DON DE FORTALEZA (Dom Gueranger, El Año Litúrgico)

DON DE FORTALEZA
Por el don de ciencia hemos aprendido lo que debemos hacer y lo que debemos evitar para vivir conforme al deseo de Jesucristo, nuestro divino Jefe. Necesitamos, ahora, que el Espíritu Santo ponga en nosotros un principio, del que podamos sacar la energía que debe ser nuestro sostén durante el camino que acaba de señalarnos. Debemos, en efecto, contar con obstáculos, y el gran número de los que sucumben es muestra palpable de la necesidad que tenemos de ayuda. El socorro que nos envía el Espíritu Santo es el Don de fortaleza, con cuyo perseverante ejercicio nos será posible y aun fácil el triunfar de todo aquello que podría torcer nuestra marcha.
   En las dificultades y pruebas de la vida, el hombre se deja llevar por la debilidad y el abatimiento, o por un ardor natural que tiene su fuente, o en el temperamento, o en la vanidad. Esta doble disposición contribuye poco a la victoria en los combates que el alma debe sostener para su salvación.
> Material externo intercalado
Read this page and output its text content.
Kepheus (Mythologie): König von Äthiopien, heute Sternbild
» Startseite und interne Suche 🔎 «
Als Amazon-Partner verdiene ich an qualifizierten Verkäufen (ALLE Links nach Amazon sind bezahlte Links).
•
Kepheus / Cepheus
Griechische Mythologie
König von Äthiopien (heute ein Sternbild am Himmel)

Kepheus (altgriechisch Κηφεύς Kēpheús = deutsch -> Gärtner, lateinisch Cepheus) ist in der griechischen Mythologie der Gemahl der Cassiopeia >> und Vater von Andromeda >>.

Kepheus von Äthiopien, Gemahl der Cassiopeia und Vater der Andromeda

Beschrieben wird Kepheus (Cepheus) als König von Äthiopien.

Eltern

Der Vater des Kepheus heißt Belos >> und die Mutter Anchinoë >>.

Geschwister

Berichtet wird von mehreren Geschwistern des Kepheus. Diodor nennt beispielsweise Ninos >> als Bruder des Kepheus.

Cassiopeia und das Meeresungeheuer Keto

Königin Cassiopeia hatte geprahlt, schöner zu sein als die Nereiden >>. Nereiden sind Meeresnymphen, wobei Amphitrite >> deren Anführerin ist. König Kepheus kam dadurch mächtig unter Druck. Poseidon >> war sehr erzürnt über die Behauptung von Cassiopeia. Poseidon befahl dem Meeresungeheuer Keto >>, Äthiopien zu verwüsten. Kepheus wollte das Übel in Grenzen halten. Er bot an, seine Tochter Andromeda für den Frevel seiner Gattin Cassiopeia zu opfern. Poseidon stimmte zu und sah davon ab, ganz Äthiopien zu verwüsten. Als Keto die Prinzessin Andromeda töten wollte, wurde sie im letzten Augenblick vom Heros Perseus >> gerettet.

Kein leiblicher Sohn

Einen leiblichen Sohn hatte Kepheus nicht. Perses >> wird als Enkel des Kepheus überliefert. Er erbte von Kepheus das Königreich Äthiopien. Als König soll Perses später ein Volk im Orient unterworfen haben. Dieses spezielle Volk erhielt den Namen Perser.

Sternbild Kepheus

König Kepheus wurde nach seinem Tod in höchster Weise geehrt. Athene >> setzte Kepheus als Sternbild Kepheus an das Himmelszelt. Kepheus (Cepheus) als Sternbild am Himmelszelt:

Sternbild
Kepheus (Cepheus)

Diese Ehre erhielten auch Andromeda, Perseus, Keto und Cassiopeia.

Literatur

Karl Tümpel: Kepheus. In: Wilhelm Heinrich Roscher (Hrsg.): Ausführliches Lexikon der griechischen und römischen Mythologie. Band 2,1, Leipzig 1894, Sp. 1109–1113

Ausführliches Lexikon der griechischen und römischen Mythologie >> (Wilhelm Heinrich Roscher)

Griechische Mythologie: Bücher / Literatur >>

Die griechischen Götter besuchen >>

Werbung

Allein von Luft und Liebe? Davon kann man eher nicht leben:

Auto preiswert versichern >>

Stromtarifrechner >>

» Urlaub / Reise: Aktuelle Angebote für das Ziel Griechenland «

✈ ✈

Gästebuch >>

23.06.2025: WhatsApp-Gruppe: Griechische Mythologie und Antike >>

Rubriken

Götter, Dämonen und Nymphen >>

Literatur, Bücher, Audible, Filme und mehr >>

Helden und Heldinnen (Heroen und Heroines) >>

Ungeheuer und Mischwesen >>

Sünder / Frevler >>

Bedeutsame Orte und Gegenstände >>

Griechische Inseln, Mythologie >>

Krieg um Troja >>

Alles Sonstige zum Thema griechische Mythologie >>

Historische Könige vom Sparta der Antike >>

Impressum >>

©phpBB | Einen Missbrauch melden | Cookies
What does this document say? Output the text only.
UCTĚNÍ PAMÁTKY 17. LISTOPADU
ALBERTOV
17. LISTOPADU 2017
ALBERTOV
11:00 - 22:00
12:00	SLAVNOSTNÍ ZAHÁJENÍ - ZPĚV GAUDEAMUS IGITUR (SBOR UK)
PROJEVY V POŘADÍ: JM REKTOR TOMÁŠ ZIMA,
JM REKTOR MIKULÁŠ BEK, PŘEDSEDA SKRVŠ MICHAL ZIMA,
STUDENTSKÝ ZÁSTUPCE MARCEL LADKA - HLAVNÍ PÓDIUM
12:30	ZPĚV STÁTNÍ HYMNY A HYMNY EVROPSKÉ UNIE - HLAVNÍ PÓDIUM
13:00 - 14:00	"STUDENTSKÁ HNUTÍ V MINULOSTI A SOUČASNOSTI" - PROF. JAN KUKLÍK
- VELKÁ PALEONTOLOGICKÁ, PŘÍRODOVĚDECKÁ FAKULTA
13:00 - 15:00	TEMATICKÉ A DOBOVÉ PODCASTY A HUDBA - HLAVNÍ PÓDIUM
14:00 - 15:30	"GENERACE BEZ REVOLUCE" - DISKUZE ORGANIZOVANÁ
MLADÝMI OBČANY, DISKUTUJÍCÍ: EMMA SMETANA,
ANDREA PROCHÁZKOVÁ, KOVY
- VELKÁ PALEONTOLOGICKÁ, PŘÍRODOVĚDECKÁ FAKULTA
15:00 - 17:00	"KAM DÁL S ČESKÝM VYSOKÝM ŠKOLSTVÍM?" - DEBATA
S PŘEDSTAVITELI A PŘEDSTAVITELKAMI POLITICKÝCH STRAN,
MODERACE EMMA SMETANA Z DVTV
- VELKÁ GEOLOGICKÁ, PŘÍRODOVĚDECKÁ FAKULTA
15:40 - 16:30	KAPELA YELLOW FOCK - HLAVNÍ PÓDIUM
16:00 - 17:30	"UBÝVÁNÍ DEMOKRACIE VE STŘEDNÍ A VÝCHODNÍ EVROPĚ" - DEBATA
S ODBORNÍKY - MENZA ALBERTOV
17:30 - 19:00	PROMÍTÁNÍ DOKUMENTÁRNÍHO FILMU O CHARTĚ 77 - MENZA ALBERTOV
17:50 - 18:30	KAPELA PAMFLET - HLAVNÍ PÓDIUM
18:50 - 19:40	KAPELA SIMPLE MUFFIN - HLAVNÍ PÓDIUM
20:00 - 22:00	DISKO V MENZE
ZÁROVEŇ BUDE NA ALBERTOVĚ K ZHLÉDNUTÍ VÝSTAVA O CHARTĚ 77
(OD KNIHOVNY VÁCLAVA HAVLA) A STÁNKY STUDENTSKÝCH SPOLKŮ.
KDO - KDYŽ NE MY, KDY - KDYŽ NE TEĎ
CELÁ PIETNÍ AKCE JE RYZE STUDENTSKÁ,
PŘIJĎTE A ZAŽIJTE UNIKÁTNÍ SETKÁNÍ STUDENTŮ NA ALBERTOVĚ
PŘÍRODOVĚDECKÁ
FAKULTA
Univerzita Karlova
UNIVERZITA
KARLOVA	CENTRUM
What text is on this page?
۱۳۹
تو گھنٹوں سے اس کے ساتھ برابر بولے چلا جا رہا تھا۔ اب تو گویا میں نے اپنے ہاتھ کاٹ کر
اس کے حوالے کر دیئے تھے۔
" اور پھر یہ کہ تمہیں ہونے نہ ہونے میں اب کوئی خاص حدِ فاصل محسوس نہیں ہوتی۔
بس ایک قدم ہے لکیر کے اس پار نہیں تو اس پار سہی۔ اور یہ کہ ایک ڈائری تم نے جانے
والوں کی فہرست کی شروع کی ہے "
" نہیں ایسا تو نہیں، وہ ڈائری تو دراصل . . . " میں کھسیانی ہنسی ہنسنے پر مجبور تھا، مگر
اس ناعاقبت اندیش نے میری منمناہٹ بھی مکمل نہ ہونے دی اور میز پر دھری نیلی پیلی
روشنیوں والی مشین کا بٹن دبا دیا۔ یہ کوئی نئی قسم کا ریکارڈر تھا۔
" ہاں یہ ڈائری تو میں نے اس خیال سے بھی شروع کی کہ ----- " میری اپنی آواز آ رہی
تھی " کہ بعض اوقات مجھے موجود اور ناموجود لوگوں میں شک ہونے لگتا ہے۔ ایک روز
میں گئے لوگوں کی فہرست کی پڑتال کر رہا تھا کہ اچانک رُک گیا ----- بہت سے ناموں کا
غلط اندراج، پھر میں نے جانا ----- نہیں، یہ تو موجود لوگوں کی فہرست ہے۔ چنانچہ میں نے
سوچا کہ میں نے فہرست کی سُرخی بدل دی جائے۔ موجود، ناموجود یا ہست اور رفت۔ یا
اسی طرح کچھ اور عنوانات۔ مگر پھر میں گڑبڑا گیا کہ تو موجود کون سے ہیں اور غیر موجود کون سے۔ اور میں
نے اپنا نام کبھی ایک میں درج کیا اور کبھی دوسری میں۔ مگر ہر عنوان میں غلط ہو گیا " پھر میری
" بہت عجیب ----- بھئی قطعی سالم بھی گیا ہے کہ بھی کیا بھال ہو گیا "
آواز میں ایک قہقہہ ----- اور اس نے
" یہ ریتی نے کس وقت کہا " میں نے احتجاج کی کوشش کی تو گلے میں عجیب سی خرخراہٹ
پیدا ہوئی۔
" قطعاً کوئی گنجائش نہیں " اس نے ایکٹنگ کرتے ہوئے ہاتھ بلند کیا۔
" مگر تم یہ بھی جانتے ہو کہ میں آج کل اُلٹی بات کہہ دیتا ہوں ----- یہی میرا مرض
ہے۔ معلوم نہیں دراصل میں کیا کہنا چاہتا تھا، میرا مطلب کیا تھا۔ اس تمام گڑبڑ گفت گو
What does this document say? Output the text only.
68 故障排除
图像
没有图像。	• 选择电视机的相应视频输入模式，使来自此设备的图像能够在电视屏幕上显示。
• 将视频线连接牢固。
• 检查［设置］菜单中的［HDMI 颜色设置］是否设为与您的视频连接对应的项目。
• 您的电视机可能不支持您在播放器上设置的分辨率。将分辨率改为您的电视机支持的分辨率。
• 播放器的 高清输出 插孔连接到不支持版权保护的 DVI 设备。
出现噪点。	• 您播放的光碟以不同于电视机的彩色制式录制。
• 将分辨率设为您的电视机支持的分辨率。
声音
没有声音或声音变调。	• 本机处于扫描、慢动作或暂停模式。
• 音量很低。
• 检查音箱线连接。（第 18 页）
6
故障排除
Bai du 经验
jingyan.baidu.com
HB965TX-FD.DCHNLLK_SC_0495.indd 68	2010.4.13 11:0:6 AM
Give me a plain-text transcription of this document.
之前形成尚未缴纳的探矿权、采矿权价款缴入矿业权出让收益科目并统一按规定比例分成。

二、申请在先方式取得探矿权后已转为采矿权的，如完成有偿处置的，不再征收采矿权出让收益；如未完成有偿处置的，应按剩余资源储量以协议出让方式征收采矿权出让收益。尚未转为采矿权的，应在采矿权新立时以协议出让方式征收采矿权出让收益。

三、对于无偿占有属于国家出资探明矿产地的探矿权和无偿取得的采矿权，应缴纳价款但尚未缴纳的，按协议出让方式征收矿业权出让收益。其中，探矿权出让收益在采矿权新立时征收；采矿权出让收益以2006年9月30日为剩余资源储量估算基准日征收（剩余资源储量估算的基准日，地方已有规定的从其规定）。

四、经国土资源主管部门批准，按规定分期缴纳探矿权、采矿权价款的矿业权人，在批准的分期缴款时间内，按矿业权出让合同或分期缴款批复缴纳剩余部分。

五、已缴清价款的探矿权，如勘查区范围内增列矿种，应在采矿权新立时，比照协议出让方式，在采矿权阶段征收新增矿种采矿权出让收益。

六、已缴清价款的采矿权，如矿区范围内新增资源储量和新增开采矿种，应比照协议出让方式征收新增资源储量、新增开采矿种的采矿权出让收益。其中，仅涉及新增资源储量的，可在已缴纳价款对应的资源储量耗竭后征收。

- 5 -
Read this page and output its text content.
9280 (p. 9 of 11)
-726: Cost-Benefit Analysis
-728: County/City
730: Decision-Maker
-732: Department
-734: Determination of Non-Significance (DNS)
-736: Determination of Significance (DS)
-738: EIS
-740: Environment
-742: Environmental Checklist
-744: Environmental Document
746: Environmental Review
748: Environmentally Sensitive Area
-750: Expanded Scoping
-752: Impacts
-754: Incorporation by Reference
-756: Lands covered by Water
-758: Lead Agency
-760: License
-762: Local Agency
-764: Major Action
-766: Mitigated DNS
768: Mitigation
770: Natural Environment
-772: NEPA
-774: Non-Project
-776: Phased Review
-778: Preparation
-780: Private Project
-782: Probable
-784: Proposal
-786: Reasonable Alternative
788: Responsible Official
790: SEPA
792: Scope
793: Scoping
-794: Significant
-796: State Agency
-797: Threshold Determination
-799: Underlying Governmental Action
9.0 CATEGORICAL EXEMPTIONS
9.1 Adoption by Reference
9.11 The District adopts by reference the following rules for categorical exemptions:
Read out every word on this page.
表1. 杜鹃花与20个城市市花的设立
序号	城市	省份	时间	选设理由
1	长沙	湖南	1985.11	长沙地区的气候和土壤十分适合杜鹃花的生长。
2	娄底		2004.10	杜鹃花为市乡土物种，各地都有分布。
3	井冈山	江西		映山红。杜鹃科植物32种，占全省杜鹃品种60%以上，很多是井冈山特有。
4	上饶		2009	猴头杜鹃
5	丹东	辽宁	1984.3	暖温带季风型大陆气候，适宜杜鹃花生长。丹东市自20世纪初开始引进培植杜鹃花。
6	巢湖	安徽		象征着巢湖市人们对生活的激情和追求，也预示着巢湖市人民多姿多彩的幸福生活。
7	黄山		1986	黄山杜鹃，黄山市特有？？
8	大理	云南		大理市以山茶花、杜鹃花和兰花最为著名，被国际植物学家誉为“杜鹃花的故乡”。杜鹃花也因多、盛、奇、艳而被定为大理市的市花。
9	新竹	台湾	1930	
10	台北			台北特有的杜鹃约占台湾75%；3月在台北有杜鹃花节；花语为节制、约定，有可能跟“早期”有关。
El Espíritu Santo aporta un elemento nuevo, esta fuerza sobrenatural, que le es tan propia, que al instituir el Salvador sus Sacramentos estableció uno, dándole como fin especial el otorgarnos este divino Espíritu, como principio de energía. No cabe duda, pues, que teniendo que luchar en esta vida contra el demonio, el mundo y la carne, necesitemos algo más para resistir que la pusilanimidad y la audacia. Necesitamos un don especial que ponga límite a nuestra timidez y temple al mismo tiempo nuestra excesiva confianza en nuestras propias fuerzas. El hombre fortificado así por la obra del Espíritu Santo saldrá victorioso seguramente, porque la gracia suplirá en él a la debilidad de la naturaleza, al mismo tiempo que templará su ardor.
   Dos necesidades encuentra el cristiano en su vida; necesitará poder resistir y poder soportar. ¿Qué podrá él contra las tentaciones de Satanás si la fortaleza del Espíritu Santo no viene a rodearle de una armadura celestial y a fortificar su brazo? No es el mundo un adversario menos temible si se considera el número de víctimas que hace cada día por la tiranía de sus máximas y de sus pretensiones. ¡Cuán grande debe ser la asistencia del Espíritu divino cuando procura hacer invulnerable al cristiano a los flechazos mortíferos, que causan tantas heridas a su alrededor!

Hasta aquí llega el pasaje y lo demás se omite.